Public Protest 1.0
The “occupation” of wall street and other spaces across the country originated online, and the protesters have set up their own media camps to disseminate videos and other information to the public. These are some of the unique features of contemporary protests. But what has been striking so far is the extent to which these protesters have relied on older forms of contention and information dissemination.
Like previous protests, this one has claimed public space in order to make a public statement — of discontent and dissatisfaction so far, and perhaps a more affirmative statement in the days to come. (Interestingly, the most prominent space in lower Manhattan — Zucccotti Park — is privately owned, and thus not technically one of the quintessential public forums open for public assembly and debate.) The occupation is physical; like other demonstrations, a substantial part of its power derives from the visual solidarity of its participants and the disruption the occupation is creating (of course, these things may have downsides and costs in terms of the efficacy of protests). The occupation is relying on traditional protest repertoires such as marches and sit-ins — indeed, the Wall Street occupation is in one sense an extended outdoor sit-in. Many of the protesters, though tech-savvy, carry makeshift placards and signs. Some dress in costumes. Some sit in drum circles. Some advocate anarchy. They have trouble finding suitable bathrooms, and have clashed with merchants. To this point, the protesters have sought to move by consensus — a method of organizing that has led to frustration in past movements. They even have their own newspaper , which they circulate to passersby and others (who says the traditional press is dead?). The press and police have dutifully played their roles too — the cops have used escalated force and the media have demonstrated conflict reporting biases.

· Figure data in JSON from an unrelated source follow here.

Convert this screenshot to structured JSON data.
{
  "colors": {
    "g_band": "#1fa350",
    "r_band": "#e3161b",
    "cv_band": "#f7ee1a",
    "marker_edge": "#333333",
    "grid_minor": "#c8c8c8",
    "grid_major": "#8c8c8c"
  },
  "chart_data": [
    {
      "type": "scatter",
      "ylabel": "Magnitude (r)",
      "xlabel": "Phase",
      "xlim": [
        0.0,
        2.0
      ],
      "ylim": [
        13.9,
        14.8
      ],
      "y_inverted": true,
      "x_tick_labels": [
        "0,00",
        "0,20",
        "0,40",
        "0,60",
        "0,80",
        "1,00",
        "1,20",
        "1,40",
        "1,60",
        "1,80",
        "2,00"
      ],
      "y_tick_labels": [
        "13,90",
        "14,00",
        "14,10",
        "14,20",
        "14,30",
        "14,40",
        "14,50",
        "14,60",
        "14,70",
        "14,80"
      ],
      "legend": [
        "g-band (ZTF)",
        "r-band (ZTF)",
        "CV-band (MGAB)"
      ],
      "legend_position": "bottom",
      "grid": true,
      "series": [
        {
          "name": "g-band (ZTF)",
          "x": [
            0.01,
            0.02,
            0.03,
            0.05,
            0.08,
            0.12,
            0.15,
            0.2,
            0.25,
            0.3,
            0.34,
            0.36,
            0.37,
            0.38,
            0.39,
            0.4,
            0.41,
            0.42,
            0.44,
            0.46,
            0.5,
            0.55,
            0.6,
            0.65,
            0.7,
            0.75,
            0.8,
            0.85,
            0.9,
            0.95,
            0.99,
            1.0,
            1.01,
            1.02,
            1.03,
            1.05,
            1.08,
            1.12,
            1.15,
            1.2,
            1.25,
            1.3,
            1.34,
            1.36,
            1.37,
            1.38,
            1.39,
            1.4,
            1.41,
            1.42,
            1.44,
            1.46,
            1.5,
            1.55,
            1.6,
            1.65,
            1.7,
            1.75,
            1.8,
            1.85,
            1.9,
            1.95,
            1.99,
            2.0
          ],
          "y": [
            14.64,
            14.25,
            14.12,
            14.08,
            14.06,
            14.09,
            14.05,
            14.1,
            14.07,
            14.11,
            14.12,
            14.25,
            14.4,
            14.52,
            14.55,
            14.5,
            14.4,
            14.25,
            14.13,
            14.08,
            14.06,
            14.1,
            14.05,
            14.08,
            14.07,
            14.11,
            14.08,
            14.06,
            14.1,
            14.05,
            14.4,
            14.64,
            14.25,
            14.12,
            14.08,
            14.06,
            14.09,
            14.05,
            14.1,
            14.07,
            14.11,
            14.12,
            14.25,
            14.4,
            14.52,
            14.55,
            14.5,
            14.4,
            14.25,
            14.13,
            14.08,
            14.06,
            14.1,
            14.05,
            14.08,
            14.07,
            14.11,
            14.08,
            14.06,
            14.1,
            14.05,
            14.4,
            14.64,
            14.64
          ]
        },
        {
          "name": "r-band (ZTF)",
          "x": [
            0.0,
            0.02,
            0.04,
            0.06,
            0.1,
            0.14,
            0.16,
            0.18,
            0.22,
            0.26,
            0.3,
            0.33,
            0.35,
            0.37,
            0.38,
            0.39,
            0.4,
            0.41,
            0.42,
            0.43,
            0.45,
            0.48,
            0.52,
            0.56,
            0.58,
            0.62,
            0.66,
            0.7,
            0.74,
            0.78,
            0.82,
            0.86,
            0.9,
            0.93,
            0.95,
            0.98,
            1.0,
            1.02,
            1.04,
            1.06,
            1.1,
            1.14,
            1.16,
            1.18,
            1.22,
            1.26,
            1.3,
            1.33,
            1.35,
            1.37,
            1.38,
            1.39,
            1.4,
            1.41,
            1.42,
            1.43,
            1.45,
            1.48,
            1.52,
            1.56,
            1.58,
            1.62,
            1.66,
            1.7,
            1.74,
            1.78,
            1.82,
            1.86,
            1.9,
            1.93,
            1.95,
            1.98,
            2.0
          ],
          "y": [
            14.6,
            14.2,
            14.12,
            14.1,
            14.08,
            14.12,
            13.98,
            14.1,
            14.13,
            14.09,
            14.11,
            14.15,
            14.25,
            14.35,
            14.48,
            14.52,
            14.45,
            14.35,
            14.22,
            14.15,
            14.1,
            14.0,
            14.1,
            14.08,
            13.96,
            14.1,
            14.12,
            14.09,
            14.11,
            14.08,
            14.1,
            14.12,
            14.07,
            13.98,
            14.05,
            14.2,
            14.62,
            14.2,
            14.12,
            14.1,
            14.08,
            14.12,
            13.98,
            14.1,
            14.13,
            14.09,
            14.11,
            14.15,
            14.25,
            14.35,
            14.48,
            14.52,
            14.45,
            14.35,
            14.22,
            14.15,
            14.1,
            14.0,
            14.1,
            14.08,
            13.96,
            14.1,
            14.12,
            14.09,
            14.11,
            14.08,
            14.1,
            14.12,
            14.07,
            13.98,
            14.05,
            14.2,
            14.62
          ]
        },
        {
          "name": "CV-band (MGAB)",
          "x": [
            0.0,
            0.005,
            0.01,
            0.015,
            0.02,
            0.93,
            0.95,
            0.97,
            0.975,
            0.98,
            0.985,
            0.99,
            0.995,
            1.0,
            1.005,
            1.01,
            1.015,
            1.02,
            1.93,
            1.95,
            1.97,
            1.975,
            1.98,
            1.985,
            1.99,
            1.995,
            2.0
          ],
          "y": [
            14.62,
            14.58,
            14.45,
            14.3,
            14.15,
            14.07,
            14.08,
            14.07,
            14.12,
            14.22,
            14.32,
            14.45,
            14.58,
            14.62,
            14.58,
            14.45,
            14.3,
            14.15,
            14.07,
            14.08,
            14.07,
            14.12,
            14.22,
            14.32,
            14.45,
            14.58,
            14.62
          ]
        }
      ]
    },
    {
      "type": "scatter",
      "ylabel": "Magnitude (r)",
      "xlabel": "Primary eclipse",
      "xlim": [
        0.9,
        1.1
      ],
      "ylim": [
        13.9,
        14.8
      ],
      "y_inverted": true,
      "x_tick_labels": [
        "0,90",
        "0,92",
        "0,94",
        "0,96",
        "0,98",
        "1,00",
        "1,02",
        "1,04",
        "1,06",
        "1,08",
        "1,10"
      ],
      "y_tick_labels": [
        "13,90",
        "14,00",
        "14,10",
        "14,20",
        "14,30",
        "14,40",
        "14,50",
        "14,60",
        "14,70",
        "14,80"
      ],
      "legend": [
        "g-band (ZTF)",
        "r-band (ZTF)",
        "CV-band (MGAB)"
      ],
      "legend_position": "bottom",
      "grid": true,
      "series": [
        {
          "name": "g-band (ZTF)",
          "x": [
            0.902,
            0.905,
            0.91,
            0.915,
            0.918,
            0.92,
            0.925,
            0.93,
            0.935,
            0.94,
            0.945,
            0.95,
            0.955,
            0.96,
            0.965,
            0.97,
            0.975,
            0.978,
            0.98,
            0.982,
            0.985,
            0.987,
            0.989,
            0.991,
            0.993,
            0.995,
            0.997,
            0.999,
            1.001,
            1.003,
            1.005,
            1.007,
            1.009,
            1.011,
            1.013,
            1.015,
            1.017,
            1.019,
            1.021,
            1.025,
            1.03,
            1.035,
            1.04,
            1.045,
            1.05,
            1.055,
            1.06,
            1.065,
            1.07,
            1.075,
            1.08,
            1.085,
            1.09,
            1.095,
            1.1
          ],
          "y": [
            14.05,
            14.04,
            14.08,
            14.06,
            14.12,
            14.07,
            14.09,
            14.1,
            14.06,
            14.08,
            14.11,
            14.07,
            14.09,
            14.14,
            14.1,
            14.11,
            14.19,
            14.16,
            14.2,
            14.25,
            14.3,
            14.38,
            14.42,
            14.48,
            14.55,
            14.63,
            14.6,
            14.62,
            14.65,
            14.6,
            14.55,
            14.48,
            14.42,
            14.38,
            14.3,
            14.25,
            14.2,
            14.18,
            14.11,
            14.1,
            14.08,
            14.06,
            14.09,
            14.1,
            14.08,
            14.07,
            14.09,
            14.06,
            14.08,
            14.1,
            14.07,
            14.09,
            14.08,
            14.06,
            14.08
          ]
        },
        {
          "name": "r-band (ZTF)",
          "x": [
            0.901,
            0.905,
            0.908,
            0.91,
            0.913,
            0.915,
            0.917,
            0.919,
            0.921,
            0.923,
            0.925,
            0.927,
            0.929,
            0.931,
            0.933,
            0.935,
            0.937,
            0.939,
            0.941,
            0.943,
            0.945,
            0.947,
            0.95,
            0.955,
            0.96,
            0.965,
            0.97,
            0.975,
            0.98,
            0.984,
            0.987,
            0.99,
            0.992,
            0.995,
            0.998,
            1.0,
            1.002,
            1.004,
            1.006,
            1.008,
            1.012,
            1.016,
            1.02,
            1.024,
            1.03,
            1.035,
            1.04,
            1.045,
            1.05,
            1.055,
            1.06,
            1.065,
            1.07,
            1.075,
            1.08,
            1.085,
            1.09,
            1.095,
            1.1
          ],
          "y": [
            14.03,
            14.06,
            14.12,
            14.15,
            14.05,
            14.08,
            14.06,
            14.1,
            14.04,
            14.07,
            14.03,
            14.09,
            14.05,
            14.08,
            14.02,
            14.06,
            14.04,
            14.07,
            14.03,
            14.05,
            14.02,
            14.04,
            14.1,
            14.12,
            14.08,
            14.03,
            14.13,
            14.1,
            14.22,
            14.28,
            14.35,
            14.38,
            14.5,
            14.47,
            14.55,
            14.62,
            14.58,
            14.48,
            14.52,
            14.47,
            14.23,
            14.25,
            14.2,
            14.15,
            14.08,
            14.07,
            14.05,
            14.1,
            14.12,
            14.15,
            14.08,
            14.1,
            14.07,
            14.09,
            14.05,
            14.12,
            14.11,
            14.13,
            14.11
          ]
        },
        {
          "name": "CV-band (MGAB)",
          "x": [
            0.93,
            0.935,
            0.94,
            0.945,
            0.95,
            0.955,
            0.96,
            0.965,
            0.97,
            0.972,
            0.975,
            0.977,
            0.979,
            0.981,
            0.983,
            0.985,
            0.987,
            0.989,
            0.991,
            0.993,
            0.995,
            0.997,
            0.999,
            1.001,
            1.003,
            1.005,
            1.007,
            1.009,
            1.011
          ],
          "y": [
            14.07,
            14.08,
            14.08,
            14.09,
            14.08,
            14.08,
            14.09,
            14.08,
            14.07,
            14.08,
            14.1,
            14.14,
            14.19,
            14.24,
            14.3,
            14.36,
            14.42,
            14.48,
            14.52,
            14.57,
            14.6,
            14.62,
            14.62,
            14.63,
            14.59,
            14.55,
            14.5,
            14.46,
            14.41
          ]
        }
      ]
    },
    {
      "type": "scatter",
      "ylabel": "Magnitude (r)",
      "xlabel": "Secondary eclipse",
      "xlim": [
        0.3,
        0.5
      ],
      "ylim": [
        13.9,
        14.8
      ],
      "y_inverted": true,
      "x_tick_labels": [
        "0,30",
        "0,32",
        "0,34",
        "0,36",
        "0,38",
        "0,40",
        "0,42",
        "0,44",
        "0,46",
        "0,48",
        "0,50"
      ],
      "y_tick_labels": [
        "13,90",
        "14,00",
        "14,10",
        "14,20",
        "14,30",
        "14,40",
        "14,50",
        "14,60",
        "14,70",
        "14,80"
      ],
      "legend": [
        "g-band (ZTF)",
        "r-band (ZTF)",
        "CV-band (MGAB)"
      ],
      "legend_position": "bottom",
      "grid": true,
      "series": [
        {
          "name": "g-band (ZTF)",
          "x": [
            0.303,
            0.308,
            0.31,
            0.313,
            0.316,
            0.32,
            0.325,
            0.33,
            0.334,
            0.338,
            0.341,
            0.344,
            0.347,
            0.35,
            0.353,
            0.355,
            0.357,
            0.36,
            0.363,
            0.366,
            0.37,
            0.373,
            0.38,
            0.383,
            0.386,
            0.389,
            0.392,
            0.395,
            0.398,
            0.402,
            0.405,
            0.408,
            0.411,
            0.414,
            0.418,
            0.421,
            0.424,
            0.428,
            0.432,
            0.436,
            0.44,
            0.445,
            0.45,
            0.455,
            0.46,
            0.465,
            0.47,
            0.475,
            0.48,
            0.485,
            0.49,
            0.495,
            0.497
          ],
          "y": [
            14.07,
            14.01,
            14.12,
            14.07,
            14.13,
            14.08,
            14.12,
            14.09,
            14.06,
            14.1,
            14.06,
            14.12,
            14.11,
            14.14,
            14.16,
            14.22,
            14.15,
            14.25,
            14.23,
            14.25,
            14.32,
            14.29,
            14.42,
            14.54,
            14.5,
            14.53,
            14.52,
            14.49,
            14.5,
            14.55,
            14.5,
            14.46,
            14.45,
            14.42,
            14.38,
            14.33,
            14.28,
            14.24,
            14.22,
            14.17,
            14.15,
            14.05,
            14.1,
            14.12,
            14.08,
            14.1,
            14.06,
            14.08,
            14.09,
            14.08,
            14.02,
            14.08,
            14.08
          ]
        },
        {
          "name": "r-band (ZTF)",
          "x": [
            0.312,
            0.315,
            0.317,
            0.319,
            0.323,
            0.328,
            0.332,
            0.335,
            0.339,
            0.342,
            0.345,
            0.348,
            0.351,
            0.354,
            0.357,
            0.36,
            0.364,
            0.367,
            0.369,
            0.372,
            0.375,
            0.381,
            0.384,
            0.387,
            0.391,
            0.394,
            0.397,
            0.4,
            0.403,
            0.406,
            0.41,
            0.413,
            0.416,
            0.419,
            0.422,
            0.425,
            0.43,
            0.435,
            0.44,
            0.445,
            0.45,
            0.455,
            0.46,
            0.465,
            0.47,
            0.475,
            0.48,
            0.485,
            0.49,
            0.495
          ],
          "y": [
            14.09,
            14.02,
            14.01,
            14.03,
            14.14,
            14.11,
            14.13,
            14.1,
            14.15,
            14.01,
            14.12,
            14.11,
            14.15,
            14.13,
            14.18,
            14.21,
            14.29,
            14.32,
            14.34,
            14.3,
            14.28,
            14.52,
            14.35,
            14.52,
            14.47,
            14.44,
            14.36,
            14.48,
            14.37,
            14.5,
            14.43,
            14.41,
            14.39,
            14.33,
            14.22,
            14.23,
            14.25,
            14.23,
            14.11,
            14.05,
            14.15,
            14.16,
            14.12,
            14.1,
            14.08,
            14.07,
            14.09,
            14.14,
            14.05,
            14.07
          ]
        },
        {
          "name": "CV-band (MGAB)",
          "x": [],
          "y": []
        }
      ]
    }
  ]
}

This reliance on traditional forms of public contention should not come as a complete suprise. Technology is undeniably useful to protest movements. It can facilitate organization and dissemination of information. It can help protesters bypass media filters, at least to some extent. It can even facilitate sousveillance, or surveillance from the bottom. But as I argued in Speech Out of Doors, online protests simply do not have the same communicative impact as those that take place out of doors. That impact derives from their physicality, their presence, their human dimension. As one veteran journalist observed with respect to the fledgling newspaper: “[N]ewspapers convey a sense of place, of actually being there, that digital media can’t. When is the last time somebody handed you a Web site?” In a broad sense, that is what traditional protests provide — a sense of place.